Les secteurs les plus concernés par le Made In France sont l’aéronautique et la défense (71%), la mode et le luxe (71%), le tourisme et le transport (68%), l’agro-alimentaire (67%) et les services (66%).

"Si l’aéronautique bénéficie de l’existence de clusters compétitifs et de groupements de PME françaises innovantes dans son secteur, le secteur du luxe investit le Made In France davantage dans un souci d’image. C’est d’une façon logique que l’agro-alimentaire, avec une problématique de la traçabilité des produits, les scandales alimentaires et les nouveaux modes de consommation mise sur les achats locaux et/ou le circuit court", commentent les auteurs.

A l'inverse, les secteurs qui considèrent le moins le Made In France comme un critère d'attribution sont l'industrie lourde (41%), la communication et les médias (40%), l'informatique et les télécoms (35%) ainsi que l'automobile (24%). 

Enfin, dernière tendance forte des directions achats, la lutte contre la fraude et les faux fournisseurs. "C’est une nouveauté de l’enquête: sur les 12 derniers mois, 59% des directions achats ont mis en place des procédures de faux fournisseurs.

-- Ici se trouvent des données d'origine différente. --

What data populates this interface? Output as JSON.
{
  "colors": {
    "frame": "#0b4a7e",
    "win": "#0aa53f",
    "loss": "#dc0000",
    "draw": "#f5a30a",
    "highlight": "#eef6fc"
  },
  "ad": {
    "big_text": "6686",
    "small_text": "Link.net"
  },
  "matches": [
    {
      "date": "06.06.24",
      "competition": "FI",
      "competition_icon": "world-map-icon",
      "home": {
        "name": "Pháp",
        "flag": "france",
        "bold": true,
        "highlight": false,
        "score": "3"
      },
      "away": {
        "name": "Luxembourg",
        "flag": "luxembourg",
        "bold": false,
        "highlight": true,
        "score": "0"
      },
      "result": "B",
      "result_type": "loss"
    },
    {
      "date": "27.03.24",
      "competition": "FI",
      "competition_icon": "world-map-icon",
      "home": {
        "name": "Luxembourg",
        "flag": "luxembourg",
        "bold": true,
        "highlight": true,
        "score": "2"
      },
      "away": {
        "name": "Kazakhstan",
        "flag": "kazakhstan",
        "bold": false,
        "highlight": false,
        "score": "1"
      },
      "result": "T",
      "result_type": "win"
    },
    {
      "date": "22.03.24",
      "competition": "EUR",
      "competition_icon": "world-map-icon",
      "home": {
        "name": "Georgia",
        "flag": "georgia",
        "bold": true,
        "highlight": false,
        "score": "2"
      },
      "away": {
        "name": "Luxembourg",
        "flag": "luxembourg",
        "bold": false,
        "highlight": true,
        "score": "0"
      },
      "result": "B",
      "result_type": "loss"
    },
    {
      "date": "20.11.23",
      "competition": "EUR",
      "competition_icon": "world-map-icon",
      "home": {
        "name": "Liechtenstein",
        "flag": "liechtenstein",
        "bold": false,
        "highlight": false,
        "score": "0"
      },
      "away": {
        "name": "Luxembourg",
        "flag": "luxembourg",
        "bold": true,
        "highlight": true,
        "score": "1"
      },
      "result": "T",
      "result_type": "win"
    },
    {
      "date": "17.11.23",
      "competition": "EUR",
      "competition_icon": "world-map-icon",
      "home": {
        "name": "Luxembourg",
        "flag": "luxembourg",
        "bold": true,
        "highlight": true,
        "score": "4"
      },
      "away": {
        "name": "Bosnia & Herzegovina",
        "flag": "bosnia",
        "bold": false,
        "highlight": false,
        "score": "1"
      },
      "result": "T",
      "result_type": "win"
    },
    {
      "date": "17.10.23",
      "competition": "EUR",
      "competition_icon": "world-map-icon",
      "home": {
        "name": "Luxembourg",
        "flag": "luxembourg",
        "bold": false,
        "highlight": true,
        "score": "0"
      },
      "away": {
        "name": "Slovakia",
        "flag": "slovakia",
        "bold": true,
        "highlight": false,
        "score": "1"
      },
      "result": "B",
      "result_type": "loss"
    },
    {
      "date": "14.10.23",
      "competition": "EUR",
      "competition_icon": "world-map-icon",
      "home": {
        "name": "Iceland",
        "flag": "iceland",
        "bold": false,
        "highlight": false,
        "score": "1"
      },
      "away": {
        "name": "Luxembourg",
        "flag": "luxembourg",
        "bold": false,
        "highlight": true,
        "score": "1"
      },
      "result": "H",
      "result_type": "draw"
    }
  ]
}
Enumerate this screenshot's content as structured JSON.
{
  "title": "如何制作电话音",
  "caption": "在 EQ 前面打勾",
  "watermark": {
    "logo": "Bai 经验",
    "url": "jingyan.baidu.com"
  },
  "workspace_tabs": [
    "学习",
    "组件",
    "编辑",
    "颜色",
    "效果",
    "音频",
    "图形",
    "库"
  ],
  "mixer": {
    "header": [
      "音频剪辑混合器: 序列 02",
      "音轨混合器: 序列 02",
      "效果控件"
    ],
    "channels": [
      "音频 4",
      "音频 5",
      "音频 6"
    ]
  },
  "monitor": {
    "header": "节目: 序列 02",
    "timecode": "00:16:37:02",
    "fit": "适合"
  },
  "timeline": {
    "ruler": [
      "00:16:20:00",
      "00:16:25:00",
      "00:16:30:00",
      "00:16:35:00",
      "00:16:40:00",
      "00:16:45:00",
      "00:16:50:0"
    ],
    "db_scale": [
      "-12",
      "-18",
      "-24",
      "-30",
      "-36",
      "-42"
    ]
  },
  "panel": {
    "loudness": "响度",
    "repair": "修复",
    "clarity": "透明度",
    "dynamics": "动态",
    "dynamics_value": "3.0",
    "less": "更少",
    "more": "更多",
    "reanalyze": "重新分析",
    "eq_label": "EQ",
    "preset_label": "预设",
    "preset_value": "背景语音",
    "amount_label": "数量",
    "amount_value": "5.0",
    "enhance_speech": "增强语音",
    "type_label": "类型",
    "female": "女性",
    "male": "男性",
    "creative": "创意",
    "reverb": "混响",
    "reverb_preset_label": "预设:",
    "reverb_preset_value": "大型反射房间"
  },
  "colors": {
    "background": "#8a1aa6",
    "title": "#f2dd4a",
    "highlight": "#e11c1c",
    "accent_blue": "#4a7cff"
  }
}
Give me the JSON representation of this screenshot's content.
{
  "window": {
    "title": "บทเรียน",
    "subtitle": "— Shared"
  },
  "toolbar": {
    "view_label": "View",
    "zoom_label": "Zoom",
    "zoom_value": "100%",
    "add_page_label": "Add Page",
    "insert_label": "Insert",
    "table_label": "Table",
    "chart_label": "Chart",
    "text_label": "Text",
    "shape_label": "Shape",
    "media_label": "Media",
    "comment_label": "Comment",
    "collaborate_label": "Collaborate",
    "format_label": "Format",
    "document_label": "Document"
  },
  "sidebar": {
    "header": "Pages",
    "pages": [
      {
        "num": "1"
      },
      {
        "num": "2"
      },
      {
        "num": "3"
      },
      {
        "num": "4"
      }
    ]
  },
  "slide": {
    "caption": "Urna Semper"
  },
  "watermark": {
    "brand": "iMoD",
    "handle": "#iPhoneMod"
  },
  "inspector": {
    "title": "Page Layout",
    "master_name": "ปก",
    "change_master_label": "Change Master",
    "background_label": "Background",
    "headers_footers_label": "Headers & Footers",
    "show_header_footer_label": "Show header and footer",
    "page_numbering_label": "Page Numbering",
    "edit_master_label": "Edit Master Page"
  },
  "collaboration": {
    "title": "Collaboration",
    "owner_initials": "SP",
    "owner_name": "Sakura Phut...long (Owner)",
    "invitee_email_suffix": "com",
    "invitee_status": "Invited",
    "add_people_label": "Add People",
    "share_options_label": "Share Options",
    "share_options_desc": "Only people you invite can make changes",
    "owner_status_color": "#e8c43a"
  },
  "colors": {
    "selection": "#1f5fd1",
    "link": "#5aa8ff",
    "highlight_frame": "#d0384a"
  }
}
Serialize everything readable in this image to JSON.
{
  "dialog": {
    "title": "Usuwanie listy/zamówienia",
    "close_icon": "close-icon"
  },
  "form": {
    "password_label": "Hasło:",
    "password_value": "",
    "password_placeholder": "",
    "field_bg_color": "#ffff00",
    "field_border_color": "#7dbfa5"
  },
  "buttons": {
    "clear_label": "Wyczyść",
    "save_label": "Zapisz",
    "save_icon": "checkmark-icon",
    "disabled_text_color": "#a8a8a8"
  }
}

On appelle faux fournisseur un individu se faisant passer pour un fournisseur de l’entreprise afin d’obtenir le paiement de factures émises par le véritable fournisseur. Si l’arnaque au président ou l'escroquerie aux Faux Ordres de Virements (FOVI) reste la plus connue et la plus célèbre, d’autres ciblent l’organisation achats et la comptabilité fournisseurs. Ainsi, la fraude au faux fournisseur est la plus répandue puisqu’elle représente plus de 54% des tentatives de fraude", explique l'étude.

*: L’étude AgileBuyer - Conseil National des Achats (CNA), "Les priorités des Départements Achats en 2020", a été réalisée entre le 19 novembre et le 29 novembre 2019 via un questionnaire en ligne adressé à un panel ciblé de personnes exerçant dans les Achats, tous secteurs confondus. 682 professionnels ont répondu à cette étude intégralement (la majorité des réponses partielles n’ont pas été prises en compte).